“Britain has often gone to war to defend great principles,” says Marc Roche in Le Point. The Falklands, Kosovo, Iraq, Afghanistan, Libya… and now, perhaps, Jersey. That’s right – as part of a new “tug of war” between France and Britain over fishing rights, Boris Johnson this week dispatched two gunboats to the British Crown Dependency to “thwart the threats of Paris”. HMS Tamar and HMS Severn didn’t do much: they sat off the island’s coast as 60 or 70 French fishing boats sailed into St Helier harbour, hung around protesting for a few hours, then headed home. But it’s the thought that counts. Maybe “the old empire is not as decayed” as we all assumed.
It sure felt like war reporting, says the Telegraph’s Paris correspondent, Henry Samuel, who was on one of the French fishing vessels. At one point my hosts muttered about making me walk the plank. Red flares raged. A little French boat rammed its Jersey rival. The “armada” was pelted with bottles and a “lone member of the Jersey Militia re-enactment group” shot a blank round from a musket.
It was the French who started this “barney”, says Alex Wickham in Politico. Their fishermen are “furious” that their access to British waters around Jersey has been limited because of the Brexit deal, and claim unnecessary new red tape has been added to the licence process. David Sellam, head of the joint Normandy-Brittany sea authority, declared that he was “ready for war” and could “bring Jersey to its knees if necessary”. Incredibly, “that language was backed up by the actual French government” when maritime minister Annick Girardin threatened to cut off the island’s electricity supplies, 90% of which come from France via undersea cables. As one Whitehall source quipped: “At least when the Germans invaded in World War Two, they kept the lights on.”
Joking aside, a “stable democracy doesn’t threaten to cut off its neighbour’s energy supplies”, says Daniel Hannan in the Daily Mail. “That is the sort of behaviour we associate with rogue states.” Alas, it is part of a trend – the EU’s “wider campaign of intimidation since our decision to leave”. It has refused to give regulatory “equivalence” to British financial services companies in the EU, even though the UK has granted this for European firms. It tried to blockade our vaccines. The sad truth is that Europe’s leaders view Britain “not as a partner, but as a renegade province”.
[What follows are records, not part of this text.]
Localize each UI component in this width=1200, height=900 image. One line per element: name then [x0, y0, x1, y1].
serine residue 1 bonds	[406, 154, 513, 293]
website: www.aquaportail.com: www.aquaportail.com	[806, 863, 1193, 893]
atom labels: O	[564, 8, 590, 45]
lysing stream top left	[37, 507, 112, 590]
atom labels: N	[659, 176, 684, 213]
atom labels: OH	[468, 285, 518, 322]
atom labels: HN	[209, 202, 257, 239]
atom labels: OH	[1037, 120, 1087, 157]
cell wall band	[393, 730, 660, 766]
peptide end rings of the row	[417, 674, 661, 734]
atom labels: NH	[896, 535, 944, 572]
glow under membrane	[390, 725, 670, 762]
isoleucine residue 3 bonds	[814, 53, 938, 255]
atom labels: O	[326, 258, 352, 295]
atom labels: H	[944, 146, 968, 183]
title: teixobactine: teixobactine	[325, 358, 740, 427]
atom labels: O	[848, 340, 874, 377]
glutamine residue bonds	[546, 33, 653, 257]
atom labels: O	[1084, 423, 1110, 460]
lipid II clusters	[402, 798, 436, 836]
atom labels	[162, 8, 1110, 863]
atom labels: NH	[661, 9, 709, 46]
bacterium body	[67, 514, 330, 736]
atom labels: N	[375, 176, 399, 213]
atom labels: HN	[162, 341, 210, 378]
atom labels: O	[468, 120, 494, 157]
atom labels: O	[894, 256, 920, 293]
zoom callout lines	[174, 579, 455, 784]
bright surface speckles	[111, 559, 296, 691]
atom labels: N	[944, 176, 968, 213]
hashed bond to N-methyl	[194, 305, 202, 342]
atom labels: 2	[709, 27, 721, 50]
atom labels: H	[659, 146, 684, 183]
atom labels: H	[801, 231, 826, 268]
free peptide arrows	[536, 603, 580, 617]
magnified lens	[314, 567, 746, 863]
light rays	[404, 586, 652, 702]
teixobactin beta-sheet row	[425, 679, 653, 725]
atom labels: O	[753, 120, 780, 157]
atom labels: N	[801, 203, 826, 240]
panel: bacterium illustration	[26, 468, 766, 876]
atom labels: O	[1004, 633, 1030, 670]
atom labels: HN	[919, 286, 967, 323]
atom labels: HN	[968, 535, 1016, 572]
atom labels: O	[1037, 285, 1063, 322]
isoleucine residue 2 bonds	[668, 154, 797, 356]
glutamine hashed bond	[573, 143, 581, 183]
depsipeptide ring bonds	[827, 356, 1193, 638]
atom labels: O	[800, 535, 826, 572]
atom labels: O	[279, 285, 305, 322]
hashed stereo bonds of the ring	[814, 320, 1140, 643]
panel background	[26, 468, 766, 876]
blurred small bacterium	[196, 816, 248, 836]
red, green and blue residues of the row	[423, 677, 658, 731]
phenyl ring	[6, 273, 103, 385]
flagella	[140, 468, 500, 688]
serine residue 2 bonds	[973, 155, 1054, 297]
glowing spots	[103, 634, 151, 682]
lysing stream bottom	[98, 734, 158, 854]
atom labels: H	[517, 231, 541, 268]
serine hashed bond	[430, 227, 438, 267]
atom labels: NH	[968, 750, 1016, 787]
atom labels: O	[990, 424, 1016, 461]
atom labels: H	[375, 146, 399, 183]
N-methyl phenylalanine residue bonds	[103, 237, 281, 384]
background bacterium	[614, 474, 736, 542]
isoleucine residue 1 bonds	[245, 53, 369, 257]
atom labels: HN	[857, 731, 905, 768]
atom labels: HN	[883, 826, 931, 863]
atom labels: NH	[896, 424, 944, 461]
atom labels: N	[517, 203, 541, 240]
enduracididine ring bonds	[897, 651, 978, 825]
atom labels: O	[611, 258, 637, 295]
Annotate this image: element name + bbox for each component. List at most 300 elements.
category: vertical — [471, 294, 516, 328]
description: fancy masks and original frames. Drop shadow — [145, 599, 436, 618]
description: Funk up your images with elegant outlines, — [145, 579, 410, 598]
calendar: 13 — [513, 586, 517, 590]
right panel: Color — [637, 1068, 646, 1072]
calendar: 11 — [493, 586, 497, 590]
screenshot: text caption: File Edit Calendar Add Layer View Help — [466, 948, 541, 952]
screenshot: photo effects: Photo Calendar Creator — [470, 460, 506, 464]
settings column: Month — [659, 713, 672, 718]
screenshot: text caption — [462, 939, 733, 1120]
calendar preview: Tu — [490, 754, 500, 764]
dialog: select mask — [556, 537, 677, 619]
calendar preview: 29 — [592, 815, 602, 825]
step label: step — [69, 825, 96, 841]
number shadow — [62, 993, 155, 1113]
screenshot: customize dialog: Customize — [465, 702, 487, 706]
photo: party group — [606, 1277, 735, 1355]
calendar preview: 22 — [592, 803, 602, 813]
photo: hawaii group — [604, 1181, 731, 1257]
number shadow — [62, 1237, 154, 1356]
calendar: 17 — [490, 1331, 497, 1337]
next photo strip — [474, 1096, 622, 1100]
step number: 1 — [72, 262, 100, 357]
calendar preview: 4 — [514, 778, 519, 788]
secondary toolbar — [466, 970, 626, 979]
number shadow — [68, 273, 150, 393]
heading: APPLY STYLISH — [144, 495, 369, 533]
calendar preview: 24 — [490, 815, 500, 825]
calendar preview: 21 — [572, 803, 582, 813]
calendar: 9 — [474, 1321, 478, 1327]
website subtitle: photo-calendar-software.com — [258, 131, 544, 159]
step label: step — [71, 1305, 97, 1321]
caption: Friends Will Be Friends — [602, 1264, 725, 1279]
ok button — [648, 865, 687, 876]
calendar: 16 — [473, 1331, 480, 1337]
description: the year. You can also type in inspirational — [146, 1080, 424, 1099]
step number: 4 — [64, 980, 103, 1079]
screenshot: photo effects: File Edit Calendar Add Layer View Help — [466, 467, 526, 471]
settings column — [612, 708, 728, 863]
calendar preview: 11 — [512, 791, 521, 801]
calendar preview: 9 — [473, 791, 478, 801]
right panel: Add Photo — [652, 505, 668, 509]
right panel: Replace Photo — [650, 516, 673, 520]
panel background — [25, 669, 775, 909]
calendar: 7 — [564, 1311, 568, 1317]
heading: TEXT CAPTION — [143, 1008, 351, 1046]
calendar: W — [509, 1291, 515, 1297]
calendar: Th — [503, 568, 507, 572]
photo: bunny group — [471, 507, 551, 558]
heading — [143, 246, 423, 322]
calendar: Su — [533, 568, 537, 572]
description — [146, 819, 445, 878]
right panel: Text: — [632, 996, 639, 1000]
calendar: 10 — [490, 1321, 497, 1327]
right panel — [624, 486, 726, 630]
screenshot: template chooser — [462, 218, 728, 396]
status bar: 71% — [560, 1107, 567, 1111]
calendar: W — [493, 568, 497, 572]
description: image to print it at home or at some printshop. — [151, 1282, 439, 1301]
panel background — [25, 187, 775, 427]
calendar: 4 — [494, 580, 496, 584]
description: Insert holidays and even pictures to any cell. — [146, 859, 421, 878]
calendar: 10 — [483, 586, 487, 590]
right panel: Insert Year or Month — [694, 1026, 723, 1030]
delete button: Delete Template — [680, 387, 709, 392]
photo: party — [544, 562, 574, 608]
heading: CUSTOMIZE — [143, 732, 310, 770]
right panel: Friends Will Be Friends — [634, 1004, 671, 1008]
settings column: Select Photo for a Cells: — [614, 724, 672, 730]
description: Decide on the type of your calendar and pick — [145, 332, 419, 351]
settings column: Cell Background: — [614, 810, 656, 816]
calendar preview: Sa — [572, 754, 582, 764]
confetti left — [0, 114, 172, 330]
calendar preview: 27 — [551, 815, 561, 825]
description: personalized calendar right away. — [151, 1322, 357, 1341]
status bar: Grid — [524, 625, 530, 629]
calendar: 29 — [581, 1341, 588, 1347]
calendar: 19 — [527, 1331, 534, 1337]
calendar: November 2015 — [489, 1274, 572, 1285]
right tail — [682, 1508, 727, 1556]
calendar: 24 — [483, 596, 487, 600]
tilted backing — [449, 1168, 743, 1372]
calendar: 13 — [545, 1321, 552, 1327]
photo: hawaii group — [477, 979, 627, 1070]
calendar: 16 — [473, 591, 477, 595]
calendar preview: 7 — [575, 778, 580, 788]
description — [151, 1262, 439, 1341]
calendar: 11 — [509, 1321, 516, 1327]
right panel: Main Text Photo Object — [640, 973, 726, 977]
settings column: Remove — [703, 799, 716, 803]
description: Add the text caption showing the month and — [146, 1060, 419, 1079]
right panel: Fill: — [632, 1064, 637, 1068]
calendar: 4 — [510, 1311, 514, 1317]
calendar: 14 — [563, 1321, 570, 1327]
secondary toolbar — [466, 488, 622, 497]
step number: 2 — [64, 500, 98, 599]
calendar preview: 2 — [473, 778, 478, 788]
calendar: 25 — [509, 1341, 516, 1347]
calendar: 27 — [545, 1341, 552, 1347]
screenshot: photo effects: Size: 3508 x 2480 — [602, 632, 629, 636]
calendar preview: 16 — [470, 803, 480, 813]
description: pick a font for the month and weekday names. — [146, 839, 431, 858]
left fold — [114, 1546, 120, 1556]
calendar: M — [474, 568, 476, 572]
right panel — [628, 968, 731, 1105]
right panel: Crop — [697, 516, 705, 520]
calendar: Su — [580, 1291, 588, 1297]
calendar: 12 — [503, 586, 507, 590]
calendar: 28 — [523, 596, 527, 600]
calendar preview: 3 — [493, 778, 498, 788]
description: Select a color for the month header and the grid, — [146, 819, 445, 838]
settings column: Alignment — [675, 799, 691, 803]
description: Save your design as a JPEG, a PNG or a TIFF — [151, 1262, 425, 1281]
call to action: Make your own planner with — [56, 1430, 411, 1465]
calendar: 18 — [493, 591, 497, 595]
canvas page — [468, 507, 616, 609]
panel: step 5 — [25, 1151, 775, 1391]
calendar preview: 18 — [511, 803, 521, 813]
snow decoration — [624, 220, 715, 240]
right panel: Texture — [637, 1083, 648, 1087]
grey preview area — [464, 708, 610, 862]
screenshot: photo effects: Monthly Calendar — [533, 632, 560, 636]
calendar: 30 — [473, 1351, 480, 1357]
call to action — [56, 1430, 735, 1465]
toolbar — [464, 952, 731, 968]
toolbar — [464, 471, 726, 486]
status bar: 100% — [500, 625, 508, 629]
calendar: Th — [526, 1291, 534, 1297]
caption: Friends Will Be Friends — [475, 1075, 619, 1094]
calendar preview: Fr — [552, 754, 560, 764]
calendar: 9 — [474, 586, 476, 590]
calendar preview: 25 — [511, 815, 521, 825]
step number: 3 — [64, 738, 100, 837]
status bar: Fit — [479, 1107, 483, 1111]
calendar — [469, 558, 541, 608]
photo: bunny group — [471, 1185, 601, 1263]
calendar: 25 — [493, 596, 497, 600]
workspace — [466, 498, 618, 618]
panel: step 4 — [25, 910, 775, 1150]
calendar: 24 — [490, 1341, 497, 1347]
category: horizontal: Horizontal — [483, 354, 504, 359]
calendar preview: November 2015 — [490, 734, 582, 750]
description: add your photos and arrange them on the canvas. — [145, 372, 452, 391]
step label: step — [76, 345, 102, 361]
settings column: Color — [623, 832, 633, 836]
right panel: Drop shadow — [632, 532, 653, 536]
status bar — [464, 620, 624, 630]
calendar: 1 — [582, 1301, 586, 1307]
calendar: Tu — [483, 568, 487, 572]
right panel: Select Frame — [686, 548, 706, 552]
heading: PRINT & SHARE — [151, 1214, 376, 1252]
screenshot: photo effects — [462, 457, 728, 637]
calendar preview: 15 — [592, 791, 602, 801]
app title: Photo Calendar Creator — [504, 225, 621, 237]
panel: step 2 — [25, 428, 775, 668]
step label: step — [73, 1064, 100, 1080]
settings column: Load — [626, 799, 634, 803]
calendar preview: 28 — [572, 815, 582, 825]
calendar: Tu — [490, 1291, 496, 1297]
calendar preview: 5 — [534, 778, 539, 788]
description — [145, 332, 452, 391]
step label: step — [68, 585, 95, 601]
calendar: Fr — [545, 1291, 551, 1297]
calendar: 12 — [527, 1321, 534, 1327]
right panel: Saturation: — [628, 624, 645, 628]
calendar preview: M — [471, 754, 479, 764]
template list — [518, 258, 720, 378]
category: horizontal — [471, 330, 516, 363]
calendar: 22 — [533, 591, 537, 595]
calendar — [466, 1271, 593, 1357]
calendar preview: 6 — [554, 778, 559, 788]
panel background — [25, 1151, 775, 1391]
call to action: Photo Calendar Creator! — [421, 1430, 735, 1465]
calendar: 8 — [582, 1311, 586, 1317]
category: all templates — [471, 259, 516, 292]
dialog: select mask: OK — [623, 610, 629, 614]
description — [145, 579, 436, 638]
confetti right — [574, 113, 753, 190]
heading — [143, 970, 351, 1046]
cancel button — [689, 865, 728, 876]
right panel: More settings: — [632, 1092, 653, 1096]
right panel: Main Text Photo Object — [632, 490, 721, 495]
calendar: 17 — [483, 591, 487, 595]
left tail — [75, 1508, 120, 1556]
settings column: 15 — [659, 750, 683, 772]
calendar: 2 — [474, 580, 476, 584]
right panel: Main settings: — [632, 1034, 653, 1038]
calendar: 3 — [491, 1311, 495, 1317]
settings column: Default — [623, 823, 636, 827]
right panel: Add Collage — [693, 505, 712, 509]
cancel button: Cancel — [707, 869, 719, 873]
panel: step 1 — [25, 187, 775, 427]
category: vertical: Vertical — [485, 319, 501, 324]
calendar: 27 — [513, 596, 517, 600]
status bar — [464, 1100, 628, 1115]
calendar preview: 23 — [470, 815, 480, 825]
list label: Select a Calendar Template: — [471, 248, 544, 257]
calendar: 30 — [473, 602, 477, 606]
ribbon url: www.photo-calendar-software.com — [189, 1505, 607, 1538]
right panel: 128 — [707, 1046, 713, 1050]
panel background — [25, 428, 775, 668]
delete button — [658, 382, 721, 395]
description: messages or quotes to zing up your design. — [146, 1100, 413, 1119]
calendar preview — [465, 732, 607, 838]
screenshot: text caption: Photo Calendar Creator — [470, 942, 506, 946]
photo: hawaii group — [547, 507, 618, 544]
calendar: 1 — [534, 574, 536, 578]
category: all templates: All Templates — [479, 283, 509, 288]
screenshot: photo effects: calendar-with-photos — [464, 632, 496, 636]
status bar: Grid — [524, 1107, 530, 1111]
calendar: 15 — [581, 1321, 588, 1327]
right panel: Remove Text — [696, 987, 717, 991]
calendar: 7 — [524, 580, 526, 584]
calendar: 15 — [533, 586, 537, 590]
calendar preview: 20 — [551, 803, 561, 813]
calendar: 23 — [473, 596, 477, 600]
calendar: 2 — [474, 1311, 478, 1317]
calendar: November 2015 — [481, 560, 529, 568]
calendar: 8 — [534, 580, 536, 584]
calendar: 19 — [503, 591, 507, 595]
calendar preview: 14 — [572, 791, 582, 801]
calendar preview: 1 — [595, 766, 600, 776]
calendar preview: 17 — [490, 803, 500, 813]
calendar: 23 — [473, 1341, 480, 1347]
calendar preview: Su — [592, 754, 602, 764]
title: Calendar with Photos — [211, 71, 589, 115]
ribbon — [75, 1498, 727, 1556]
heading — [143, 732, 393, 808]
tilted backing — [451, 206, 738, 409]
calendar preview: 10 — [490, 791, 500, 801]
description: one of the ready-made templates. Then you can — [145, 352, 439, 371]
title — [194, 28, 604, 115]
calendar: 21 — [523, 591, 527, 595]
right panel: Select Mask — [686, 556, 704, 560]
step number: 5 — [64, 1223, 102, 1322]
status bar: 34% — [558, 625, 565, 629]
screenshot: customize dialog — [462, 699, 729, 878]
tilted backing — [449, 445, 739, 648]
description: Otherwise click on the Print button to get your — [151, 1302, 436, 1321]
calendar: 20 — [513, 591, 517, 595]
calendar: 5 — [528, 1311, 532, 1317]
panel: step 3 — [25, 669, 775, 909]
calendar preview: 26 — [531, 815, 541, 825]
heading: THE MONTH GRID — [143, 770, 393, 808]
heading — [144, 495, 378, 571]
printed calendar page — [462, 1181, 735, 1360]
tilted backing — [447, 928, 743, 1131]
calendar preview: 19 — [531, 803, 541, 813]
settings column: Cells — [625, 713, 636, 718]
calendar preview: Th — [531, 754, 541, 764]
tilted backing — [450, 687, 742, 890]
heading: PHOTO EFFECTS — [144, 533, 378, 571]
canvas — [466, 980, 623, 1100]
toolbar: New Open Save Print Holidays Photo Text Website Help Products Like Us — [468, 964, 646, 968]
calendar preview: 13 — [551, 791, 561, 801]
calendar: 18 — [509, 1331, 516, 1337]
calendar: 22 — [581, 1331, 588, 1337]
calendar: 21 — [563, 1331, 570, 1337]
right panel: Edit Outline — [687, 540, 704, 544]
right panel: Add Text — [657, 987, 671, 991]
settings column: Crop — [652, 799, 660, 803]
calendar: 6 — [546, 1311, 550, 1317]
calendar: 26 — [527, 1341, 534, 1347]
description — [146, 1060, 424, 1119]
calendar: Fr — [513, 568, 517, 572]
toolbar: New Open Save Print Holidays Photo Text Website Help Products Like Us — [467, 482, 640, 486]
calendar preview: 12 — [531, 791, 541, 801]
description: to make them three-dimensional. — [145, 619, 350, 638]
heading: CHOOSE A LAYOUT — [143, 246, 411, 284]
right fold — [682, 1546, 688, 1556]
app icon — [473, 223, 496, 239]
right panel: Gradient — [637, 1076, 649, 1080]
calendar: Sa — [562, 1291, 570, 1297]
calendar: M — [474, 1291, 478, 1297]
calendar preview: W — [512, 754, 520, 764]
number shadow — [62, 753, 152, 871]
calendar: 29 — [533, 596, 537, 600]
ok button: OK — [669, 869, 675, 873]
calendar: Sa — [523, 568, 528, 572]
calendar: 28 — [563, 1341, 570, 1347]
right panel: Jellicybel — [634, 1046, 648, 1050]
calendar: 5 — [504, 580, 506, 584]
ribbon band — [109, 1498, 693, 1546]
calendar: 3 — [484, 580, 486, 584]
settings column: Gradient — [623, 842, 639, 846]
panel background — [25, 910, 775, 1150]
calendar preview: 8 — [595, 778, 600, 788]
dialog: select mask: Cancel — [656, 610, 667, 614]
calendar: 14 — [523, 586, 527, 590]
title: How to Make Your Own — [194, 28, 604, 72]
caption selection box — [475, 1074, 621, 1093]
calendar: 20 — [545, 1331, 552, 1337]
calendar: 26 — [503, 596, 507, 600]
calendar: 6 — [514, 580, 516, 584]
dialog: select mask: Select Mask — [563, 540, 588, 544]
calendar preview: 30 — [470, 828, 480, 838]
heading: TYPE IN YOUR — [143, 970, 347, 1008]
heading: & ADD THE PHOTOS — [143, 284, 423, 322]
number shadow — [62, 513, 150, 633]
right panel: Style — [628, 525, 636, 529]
Either way, “I think we can all be very proud of the part we played in the War of Jersey”, tweeted journalist Dan Hodges. “Everyone held firm. No panic buying. A moment of national pride.” My only sadness is that we didn’t send our new flagship aircraft carrier, HMS Queen Elizabeth, to show Paris who’s boss. Alas, it turns out she’s on a joint exercise. With the French.